Hello everyone,
As part of the effort to align Parsoid's output with the output of the
legacy parser [1], we introduced a possibly backwards incompatible change
[2] in the latest Parsoid version (0.17.0-a1, deployed along with
1.40.0-wmf.1).
Up until that version, while there was no guarantee that it was the case,
the "rel" attribute of HTML tags only had a single value.

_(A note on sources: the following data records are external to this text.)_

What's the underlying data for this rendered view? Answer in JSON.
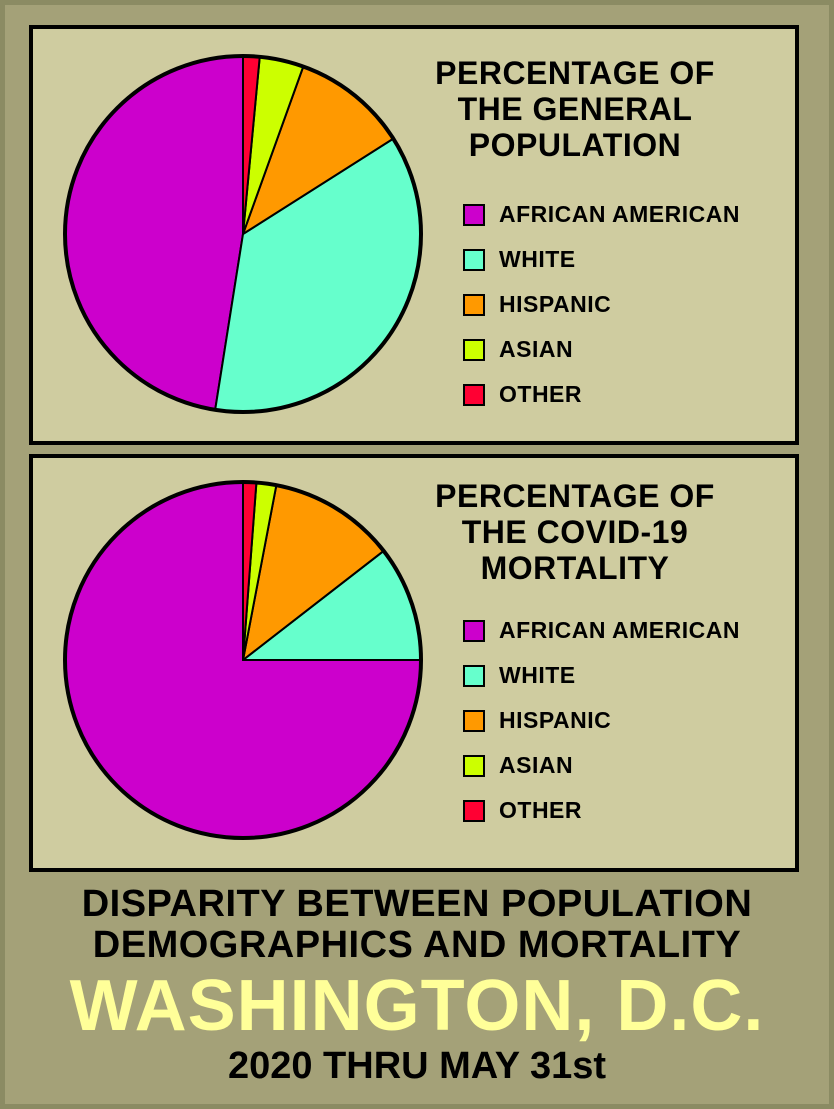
{
  "chart_data": [
    {
      "type": "pie",
      "title": [
        "PERCENTAGE OF",
        "THE GENERAL",
        "POPULATION"
      ],
      "legend": "right",
      "categories": [
        "AFRICAN AMERICAN",
        "WHITE",
        "HISPANIC",
        "ASIAN",
        "OTHER"
      ],
      "values": [
        47.5,
        36.5,
        10.5,
        4.0,
        1.5
      ],
      "colors": [
        "#cc00cc",
        "#66ffcc",
        "#ff9900",
        "#ccff00",
        "#ff0033"
      ]
    },
    {
      "type": "pie",
      "title": [
        "PERCENTAGE OF",
        "THE COVID-19",
        "MORTALITY"
      ],
      "legend": "right",
      "categories": [
        "AFRICAN AMERICAN",
        "WHITE",
        "HISPANIC",
        "ASIAN",
        "OTHER"
      ],
      "values": [
        75.0,
        10.5,
        11.5,
        1.8,
        1.2
      ],
      "colors": [
        "#cc00cc",
        "#66ffcc",
        "#ff9900",
        "#ccff00",
        "#ff0033"
      ]
    }
  ],
  "footer": {
    "line1": "DISPARITY BETWEEN POPULATION",
    "line2": "DEMOGRAPHICS AND MORTALITY",
    "city": "WASHINGTON, D.C.",
    "date_range": "2020 THRU MAY 31st"
  }
}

In particular, it
was possible to access all the external links of a page with
`a[rel="mw:ExtLink"]`. We updated our known clients [3], but did not
communicate that fact outside of the update of our Parsoid HTML
specification [4].
Selectors relying on the "rel" attribute of Parsoid HTML should
consequently be updated to take into account that they can (and do) now
contain space-separated multi-values, as specified in the HTML Living
Standard [5]. A list of what to check is provided in the client-side ticket
[3]. In most cases, a selector like `a[rel=”mw:ExtLink”]` just needs a
single character added: `a[rel~=”mw:ExtLink”]` will correctly match
multi-valued rel attributes.
We apologize for the late communication and the inconvenience.
Best regards,
Isabelle, for the Content Transform Team
[1]
https://phabricator.wikimedia.org/T186241
[2]
https://gerrit.wikimedia.org/r/c/mediawiki/services/parsoid/+/822655
[3]
https://phabricator.wikimedia.org/T315209
[4]
https://www.mediawiki.org/wiki/Specs/HTML/2.6.0
[5]
https://html.spec.whatwg.org/multipage/semantics.html#attr-link-rel
--
*Isabelle Hurbain-Palatin* (she/her)
Senior Software Engineer
Wikimedia Foundation <https://wikimediafoundation.org/>